= Centipede! =

Centipede! is a 2004 horror film directed by Gregory Gieras, starring Larry Casey, Margaret Cash, and Trevor Murphy. The film is also known as The Tentacles.

== Plot ==
David Stone, his ex-girlfriend Sara and a group of six friends—a mix of men and women, including one with a severe fear of insects— travel to the remote Shankali region near Hyderabad, India, to explore an uncharted underground cave system. After meeting their guide, Kafi, they descend several miles below the surface, excited for the adventure. However, things take a dark turn when a powerful underground earthquake traps them in the cave, severing their only route back to the surface. As they scramble to find an escape, they discover they are not alone—giant, deadly centipedes inhabit the cave, and the group must fight for survival against these monstrous creatures as they attempt to find their way out before it's too late.

== Production ==
The film was presented as having been filmed in India.

== Reception ==
A very mixed review in Dread Central, albeit noting positively that the film makes no usage of CGI, concluded, "Is Centipede! scary? No. Will it satisfy those that like their monster movies bloody? I doubt it.

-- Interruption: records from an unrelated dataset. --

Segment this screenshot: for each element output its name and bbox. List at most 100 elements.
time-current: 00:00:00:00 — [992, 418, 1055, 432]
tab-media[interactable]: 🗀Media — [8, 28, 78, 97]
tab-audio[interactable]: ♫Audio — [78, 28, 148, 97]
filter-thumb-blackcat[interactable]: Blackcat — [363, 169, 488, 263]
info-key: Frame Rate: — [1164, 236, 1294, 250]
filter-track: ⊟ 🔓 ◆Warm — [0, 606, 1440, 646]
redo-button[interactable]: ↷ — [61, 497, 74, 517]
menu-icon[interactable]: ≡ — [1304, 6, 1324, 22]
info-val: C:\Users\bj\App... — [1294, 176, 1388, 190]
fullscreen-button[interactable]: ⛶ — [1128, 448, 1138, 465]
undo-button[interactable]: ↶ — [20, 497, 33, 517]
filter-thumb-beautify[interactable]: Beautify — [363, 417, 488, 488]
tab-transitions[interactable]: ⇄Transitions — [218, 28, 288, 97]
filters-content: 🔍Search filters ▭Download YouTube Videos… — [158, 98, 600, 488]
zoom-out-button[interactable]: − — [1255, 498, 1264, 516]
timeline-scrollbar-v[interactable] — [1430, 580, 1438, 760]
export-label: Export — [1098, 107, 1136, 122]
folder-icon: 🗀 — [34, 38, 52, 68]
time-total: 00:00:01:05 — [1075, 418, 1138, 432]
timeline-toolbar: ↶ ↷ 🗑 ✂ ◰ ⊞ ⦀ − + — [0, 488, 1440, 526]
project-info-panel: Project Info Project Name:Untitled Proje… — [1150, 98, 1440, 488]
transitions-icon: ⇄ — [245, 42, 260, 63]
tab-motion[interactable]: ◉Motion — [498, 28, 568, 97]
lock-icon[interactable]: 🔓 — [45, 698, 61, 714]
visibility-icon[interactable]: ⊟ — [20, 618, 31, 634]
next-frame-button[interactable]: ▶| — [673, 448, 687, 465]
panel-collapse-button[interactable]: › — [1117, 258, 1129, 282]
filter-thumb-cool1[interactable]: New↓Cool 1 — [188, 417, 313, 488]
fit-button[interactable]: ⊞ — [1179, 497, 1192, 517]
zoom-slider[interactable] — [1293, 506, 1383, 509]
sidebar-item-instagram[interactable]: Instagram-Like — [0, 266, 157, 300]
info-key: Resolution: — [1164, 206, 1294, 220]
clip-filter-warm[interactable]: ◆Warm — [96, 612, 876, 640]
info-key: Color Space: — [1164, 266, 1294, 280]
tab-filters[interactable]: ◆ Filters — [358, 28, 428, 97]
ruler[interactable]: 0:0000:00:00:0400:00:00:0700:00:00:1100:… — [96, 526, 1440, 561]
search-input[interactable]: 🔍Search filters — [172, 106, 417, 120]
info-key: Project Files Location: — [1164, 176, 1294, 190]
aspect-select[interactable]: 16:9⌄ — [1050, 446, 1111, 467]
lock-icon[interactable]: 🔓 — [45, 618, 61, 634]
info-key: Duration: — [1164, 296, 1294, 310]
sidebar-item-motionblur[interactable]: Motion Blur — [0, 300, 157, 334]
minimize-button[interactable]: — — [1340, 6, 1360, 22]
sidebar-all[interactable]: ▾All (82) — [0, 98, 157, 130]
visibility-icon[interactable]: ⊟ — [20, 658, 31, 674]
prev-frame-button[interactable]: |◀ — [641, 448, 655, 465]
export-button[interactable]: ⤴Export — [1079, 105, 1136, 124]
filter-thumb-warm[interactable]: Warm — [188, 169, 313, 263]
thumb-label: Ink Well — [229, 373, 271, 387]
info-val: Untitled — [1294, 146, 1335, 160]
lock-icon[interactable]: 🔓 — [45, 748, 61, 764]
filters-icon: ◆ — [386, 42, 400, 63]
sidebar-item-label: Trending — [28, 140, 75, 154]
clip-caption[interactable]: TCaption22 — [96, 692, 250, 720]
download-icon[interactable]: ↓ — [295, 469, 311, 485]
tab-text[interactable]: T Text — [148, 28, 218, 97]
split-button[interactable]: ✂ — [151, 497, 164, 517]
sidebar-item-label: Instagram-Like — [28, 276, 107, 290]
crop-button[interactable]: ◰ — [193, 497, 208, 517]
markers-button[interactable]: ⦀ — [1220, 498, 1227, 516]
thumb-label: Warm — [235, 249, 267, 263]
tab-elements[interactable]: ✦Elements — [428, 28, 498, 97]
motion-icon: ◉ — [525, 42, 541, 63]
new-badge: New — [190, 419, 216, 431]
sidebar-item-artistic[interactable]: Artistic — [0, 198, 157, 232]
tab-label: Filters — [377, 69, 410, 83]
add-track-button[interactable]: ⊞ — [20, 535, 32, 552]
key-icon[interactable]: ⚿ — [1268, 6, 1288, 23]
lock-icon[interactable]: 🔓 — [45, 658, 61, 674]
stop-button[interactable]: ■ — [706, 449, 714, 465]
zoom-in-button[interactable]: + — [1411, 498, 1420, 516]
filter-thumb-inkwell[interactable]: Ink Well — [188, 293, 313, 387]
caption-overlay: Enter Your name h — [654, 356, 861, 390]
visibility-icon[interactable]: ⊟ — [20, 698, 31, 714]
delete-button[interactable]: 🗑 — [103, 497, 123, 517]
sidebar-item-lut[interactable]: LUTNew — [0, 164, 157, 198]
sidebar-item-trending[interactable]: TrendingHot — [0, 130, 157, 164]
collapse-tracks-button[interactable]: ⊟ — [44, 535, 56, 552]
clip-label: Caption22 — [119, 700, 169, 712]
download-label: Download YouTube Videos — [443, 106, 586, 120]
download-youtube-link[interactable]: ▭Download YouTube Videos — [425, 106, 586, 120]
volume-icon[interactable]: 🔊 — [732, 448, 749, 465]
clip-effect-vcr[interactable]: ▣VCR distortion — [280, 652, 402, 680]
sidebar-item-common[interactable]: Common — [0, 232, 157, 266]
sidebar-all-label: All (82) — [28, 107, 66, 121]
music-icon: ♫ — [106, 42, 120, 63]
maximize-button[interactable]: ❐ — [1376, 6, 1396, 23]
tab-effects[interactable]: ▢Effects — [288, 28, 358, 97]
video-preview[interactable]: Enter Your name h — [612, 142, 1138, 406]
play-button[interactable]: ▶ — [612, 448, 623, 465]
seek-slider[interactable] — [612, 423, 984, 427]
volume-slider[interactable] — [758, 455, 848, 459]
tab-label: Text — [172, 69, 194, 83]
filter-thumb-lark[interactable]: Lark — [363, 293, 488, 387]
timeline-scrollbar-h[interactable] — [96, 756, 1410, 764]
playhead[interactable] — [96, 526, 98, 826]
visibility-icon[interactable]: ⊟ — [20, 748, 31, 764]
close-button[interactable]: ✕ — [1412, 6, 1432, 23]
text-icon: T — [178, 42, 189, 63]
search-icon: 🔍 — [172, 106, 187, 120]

The version of the film I'm reviewing is the one that premiered on the Sci-Fi Channel, it didn't really seem to have much that needed cutting out in the gore and profanity department and it doesn't appear there is any nudity that needed to be cut out either, which is too bad because again, Margaret Cash is quite hot."

The film has also been described as an "awful bug horror". A review on the French website HorrorScaryweb called the film "deadly boring". Le Figaro recommended it to fans of old-fashioned horror.

The film was also one of the featured films at the 26th Annual Insect Fear Film Festival (2009) at UIUC.